Esto no tienen ninguna base empírica, pero diría que para el subgrupo generacional al que pertenezco, el consumo de experiencias ideal consistía en tener un pase VIP en el Primavera Sound, convertirte en emprendedor, aunque te fuera mal y te salvaran tus padres, tras lo cual dabas charlas TED exaltando los aprendizajes del fracaso, y abandonar la ciudad a los cuarenta para irte a vivir al campo. Había otra posibilidad que no excluía todo lo anterior; podías lograr estatus gracias a experiencias comparativamente baratas y poco exigentes socialmente: leer a Joseph Conrad en inglés, hacer ostentación de llevar un periódico bajo el brazo todos los días y afirmar que a ti ya te gustaba Nirvana antes de que todo el mundo los descubriera con 'Nevermind'. Ahora esto debe ser imposible, aunque habrá equivalentes, de tu foto en Tinder al stories de tus vacaciones en Instagram.

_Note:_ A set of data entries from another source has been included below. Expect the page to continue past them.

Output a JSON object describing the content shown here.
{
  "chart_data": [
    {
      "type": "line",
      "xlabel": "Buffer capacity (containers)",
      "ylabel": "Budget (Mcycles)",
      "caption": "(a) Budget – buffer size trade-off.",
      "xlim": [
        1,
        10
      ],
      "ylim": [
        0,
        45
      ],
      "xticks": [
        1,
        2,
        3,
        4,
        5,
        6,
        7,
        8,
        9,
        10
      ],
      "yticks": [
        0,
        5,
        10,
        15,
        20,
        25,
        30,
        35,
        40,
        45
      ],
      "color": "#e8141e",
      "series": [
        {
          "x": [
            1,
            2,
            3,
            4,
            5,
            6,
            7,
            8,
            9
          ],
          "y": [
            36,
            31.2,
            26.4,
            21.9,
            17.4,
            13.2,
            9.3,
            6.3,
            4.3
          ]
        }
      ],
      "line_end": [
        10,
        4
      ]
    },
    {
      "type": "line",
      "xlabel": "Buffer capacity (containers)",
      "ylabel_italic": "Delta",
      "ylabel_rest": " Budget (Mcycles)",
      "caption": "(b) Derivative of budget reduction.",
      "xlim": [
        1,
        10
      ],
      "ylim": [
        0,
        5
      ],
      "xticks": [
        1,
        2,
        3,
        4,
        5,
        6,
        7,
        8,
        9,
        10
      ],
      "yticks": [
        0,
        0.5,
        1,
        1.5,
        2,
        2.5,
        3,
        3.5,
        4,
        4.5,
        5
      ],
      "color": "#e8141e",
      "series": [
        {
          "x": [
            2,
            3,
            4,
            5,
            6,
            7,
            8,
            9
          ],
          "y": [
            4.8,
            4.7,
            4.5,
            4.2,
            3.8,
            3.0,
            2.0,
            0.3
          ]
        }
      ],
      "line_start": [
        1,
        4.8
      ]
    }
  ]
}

Visto el trabajo que todo eso comporta, lo de subir al Everest casi parece cómodo. La fila a ocho mil metros, el riesgo de congelación de los miembros o la acusación de los montañeros veteranos de que la fiebre por llegar a la cima es una pretensión de pijos que desconocen la mística y la práctica del ascenso a las grandes cumbres, son riesgos comparativamente pequeños. El verdadero riesgo, real como lo ha sido siempre, es que al volver a casa descubras que no ha servido de nada porque tu cuñado también hizo cola para subir al Everest y ahora os quejáis juntos de la masificación del Himalaya mientras tomáis un gintónic con pepino que, eso sí, a vosotros ya os gustaba cuando aún no estaba de moda.

A finales de los años sesenta, algunos sociólogos empezaron a considerar que el consumismo del Occidente rico se había transformado. Pensaron que, puesto que en Europa y Estados Unidos casi todo el mundo era ya razonablemente próspero en cuestiones materiales –fue entonces cuando se volvió más o menos fácil comprarse una casa, electrodomésticos y un coche–, las jóvenes generaciones dejarían de ansiar consumir cosas para pasar a consumir experiencias. Lo guay ya no sería tener una moto o el mejor coche o ropa de marca (aunque, créanme, en realidad eso te parecía guay si tu familia nunca lo había tenido), sino viajar a un ashram indio para ponerte bajo las órdenes espirituales de un gurú, tener –si eras hombre– un número infinito de parejas sexuales y, después, vivir la más extraordinaria de las experiencias: hacerte rico, pero no para disponer de toda clase de comodidades materiales, sino para demostrar que eras especial.